If the R-rated satirical comedy doesn’t make a miraculous recovery, it will mark the first major miss of Payne’s career, whose past films include prestige titles Nebraska, The Descendants, Sideways, About Schmidt and Election.
Downsizing is also the third movie in a row starring Matt Damon that’s disappointed in North America after 2017 titles Suburbicon, directed by Damon’s longtime collaborator, George Clooney, and The Great Wall. Prior to that, Damon turned out box-office hits Jason Bourne (2016) and The Martian (2017).
Downsizing, costing $70 million to make — by far the biggest budget Payne has worked with — opened to $4.6 million over the weekend from 2,668 theaters for a projected four-day debut of $6.2 million through Christmas Day.
Paramount is hoping that adults will begin turning out in force once Christmas is over, but a C CinemaScore could ding word of mouth. Nor does it help that critics are sharply divided over the film, which sports a 51 percent on Rotten Tomatoes, the lowest of any film Payne has directed.
The dramedy, which opened the 2017 Venice Film Festival, stars Damon as an ordinary Midwestern man who agrees to be shrunk to five inches tall in order to live like a king. Hong Chau — who has earned a Golden Globe nom for performance — Christoph Waltz and Kristen Wiig co-star.
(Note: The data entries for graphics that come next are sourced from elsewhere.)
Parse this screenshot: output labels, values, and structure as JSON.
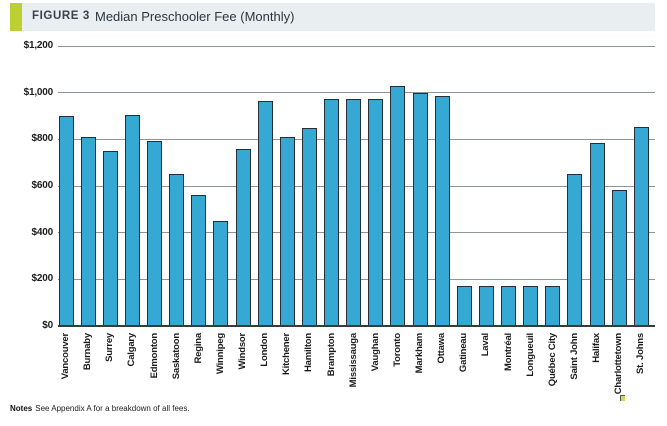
{
  "figure": {
    "label": "FIGURE 3",
    "title": "Median Preschooler Fee (Monthly)"
  },
  "notes": {
    "label": "Notes",
    "text": "See Appendix A for a breakdown of all fees."
  },
  "colors": {
    "accent": "#bccf33",
    "header_band": "#e9eef1",
    "bar_fill": "#35a8d4",
    "bar_border": "#262e38",
    "gridline": "#8f9499"
  },
  "chart_data": {
    "type": "bar",
    "title": "Median Preschooler Fee (Monthly)",
    "xlabel": "",
    "ylabel": "",
    "ylim": [
      0,
      1200
    ],
    "y_tick_step": 200,
    "y_tick_labels": [
      "$1,200",
      "$1,000",
      "$800",
      "$600",
      "$400",
      "$200",
      "$0"
    ],
    "grid": true,
    "legend": "none",
    "categories": [
      "Vancouver",
      "Burnaby",
      "Surrey",
      "Calgary",
      "Edmonton",
      "Saskatoon",
      "Regina",
      "Winnipeg",
      "Windsor",
      "London",
      "Kitchener",
      "Hamilton",
      "Brampton",
      "Mississauga",
      "Vaughan",
      "Toronto",
      "Markham",
      "Ottawa",
      "Gatineau",
      "Laval",
      "Montréal",
      "Longueuil",
      "Québec City",
      "Saint John",
      "Halifax",
      "Charlottetown",
      "St. Johns"
    ],
    "values": [
      900,
      810,
      750,
      905,
      795,
      650,
      560,
      450,
      760,
      965,
      810,
      850,
      975,
      975,
      975,
      1030,
      1000,
      985,
      170,
      170,
      170,
      170,
      170,
      650,
      785,
      585,
      855
    ]
  }
}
The movie skewed notably older, with 60 percent of ticket buyers over the age of 30.
Downsizing is the first film from Payne to open nationwide, versus launching in select theaters and slowly expanding. The Descendants (2011) is his top-grossing film with $177.2 million in global tickets sales against a $20 million budget.
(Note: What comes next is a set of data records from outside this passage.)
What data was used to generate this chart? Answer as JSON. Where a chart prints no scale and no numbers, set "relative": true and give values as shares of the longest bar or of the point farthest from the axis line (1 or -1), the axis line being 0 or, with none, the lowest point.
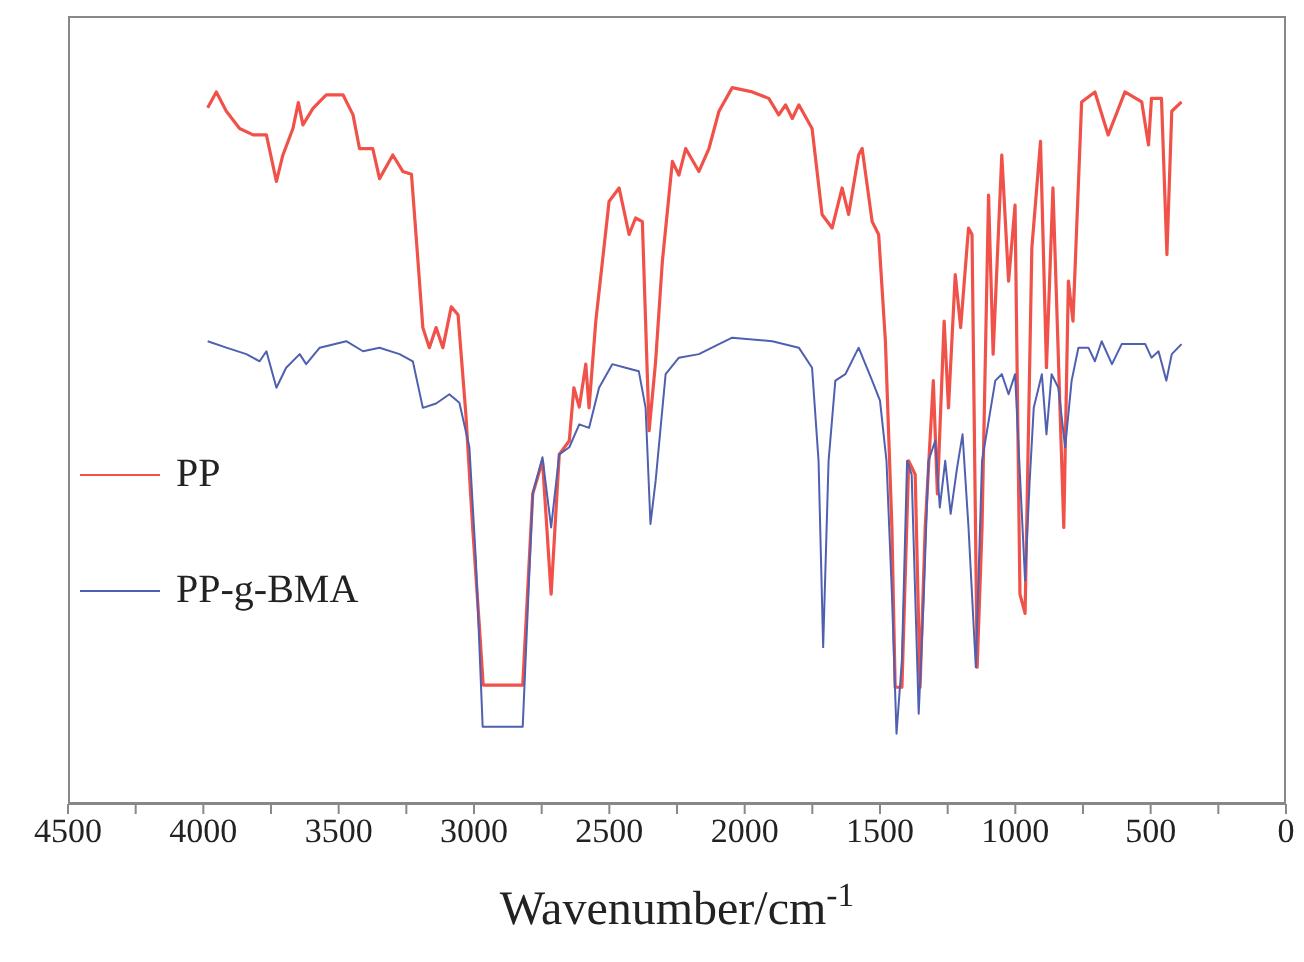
{
  "chart_data": {
    "type": "line",
    "relative": true,
    "xlabel": "Wavenumber/cm$^{-1}$",
    "xlim": [
      4500,
      0
    ],
    "xticks": [
      4500,
      {
        "value": 4250,
        "label": null
      },
      4000,
      {
        "value": 3750,
        "label": null
      },
      3500,
      {
        "value": 3250,
        "label": null
      },
      3000,
      {
        "value": 2750,
        "label": null
      },
      2500,
      {
        "value": 2250,
        "label": null
      },
      2000,
      {
        "value": 1750,
        "label": null
      },
      1500,
      {
        "value": 1250,
        "label": null
      },
      1000,
      {
        "value": 750,
        "label": null
      },
      500,
      {
        "value": 250,
        "label": null
      },
      0
    ],
    "legend": "left",
    "marker": "none",
    "line_style": "solid",
    "series": [
      {
        "name": "PP",
        "color": "#f0524a",
        "x": [
          3984,
          3952,
          3915,
          3866,
          3816,
          3767,
          3730,
          3706,
          3669,
          3649,
          3632,
          3595,
          3546,
          3484,
          3447,
          3423,
          3374,
          3349,
          3300,
          3263,
          3231,
          3207,
          3189,
          3165,
          3140,
          3115,
          3084,
          3059,
          3030,
          3005,
          2980,
          2966,
          2820,
          2783,
          2747,
          2715,
          2685,
          2648,
          2631,
          2611,
          2587,
          2575,
          2550,
          2501,
          2464,
          2427,
          2403,
          2378,
          2353,
          2329,
          2304,
          2267,
          2243,
          2218,
          2169,
          2132,
          2095,
          2046,
          1972,
          1911,
          1874,
          1849,
          1824,
          1800,
          1751,
          1714,
          1677,
          1640,
          1616,
          1579,
          1566,
          1529,
          1505,
          1480,
          1456,
          1444,
          1419,
          1394,
          1370,
          1352,
          1333,
          1303,
          1288,
          1263,
          1247,
          1222,
          1202,
          1173,
          1160,
          1141,
          1123,
          1099,
          1082,
          1050,
          1025,
          1001,
          983,
          964,
          939,
          907,
          885,
          861,
          821,
          804,
          787,
          755,
          706,
          657,
          595,
          533,
          508,
          497,
          460,
          440,
          422,
          386
        ],
        "values": [
          0.972,
          0.994,
          0.967,
          0.943,
          0.934,
          0.934,
          0.869,
          0.906,
          0.943,
          0.979,
          0.948,
          0.971,
          0.99,
          0.99,
          0.962,
          0.915,
          0.915,
          0.873,
          0.906,
          0.883,
          0.879,
          0.758,
          0.665,
          0.637,
          0.665,
          0.637,
          0.694,
          0.683,
          0.544,
          0.386,
          0.247,
          0.166,
          0.166,
          0.433,
          0.479,
          0.293,
          0.488,
          0.507,
          0.581,
          0.554,
          0.614,
          0.553,
          0.674,
          0.841,
          0.86,
          0.795,
          0.818,
          0.813,
          0.521,
          0.618,
          0.758,
          0.897,
          0.878,
          0.915,
          0.883,
          0.915,
          0.967,
          1.0,
          0.994,
          0.985,
          0.962,
          0.976,
          0.957,
          0.976,
          0.943,
          0.823,
          0.804,
          0.86,
          0.823,
          0.906,
          0.915,
          0.813,
          0.795,
          0.646,
          0.386,
          0.163,
          0.163,
          0.479,
          0.46,
          0.163,
          0.386,
          0.591,
          0.433,
          0.674,
          0.553,
          0.739,
          0.665,
          0.804,
          0.795,
          0.191,
          0.386,
          0.85,
          0.628,
          0.906,
          0.73,
          0.836,
          0.293,
          0.266,
          0.776,
          0.925,
          0.609,
          0.86,
          0.386,
          0.73,
          0.674,
          0.98,
          0.994,
          0.934,
          0.994,
          0.98,
          0.92,
          0.985,
          0.985,
          0.767,
          0.967,
          0.98
        ]
      },
      {
        "name": "PP-g-BMA",
        "color": "#5060b0",
        "x": [
          3984,
          3915,
          3841,
          3792,
          3767,
          3730,
          3694,
          3644,
          3620,
          3570,
          3472,
          3410,
          3349,
          3275,
          3226,
          3189,
          3140,
          3091,
          3054,
          3017,
          2993,
          2968,
          2820,
          2783,
          2747,
          2715,
          2685,
          2648,
          2611,
          2575,
          2538,
          2489,
          2440,
          2391,
          2366,
          2348,
          2329,
          2292,
          2243,
          2169,
          2095,
          2046,
          1898,
          1800,
          1751,
          1727,
          1710,
          1690,
          1665,
          1628,
          1591,
          1579,
          1529,
          1500,
          1476,
          1456,
          1439,
          1419,
          1400,
          1383,
          1357,
          1338,
          1321,
          1296,
          1279,
          1259,
          1239,
          1215,
          1195,
          1173,
          1146,
          1123,
          1074,
          1050,
          1025,
          1001,
          983,
          964,
          947,
          932,
          902,
          885,
          866,
          841,
          816,
          792,
          767,
          730,
          706,
          681,
          643,
          607,
          520,
          497,
          471,
          442,
          422,
          386
        ],
        "values": [
          0.646,
          0.637,
          0.628,
          0.618,
          0.632,
          0.581,
          0.609,
          0.628,
          0.614,
          0.637,
          0.646,
          0.632,
          0.637,
          0.628,
          0.618,
          0.553,
          0.559,
          0.572,
          0.56,
          0.498,
          0.34,
          0.108,
          0.108,
          0.433,
          0.484,
          0.386,
          0.488,
          0.498,
          0.53,
          0.525,
          0.581,
          0.614,
          0.609,
          0.604,
          0.553,
          0.391,
          0.451,
          0.6,
          0.623,
          0.628,
          0.642,
          0.651,
          0.646,
          0.637,
          0.609,
          0.479,
          0.219,
          0.479,
          0.591,
          0.6,
          0.628,
          0.637,
          0.591,
          0.563,
          0.479,
          0.293,
          0.098,
          0.201,
          0.479,
          0.46,
          0.126,
          0.293,
          0.479,
          0.507,
          0.414,
          0.479,
          0.405,
          0.47,
          0.516,
          0.386,
          0.191,
          0.479,
          0.591,
          0.6,
          0.572,
          0.6,
          0.46,
          0.312,
          0.451,
          0.553,
          0.6,
          0.516,
          0.6,
          0.581,
          0.498,
          0.591,
          0.637,
          0.637,
          0.618,
          0.646,
          0.614,
          0.642,
          0.642,
          0.623,
          0.632,
          0.591,
          0.628,
          0.642
        ]
      }
    ]
  }
}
“Alexander Payne is one of the most acclaimed directors working today and his movies definitely fit into a very unique category and often defy characterization, but that can also make them a challenge to market and also for general audiences, difficult to embrace,” says box-office analyst Paul Dergarabedian of comScore.
“Matt Damon also starred in Suburbicon at the end of October, and that may have caused some confusion among potential moviegoers,” he continues. “And let’s face it, a very very crowded movie marketplace with almost too many options that are fragmenting the available moviegoing audience who are scattered in all directions at the multiplex.”
The previous regime at Paramount gave the greenlight to Downsizing in fall 2015; ditto for Suburbicon.
Suburbicon fared even worse than Downsizing, opening to $2.8 million from 2,046 theaters over the Oct. 27-Oct. 29 weekend after getting slapped with a D- CinemaScore. Clooney’s film quickly disappeared from theaters, topping out at $5.8 million.
In terms of The Great Wall, Damon’s other 2017 film, the expensive epic bombed in the U.S. with $45.1 million but took in $354.6 million globally, thanks in large part to grossing $170.9 million in China.
Damon, 47, recently told THR that he is keen to next star in Warner Bros.’ Robert K. Kennedy biopic.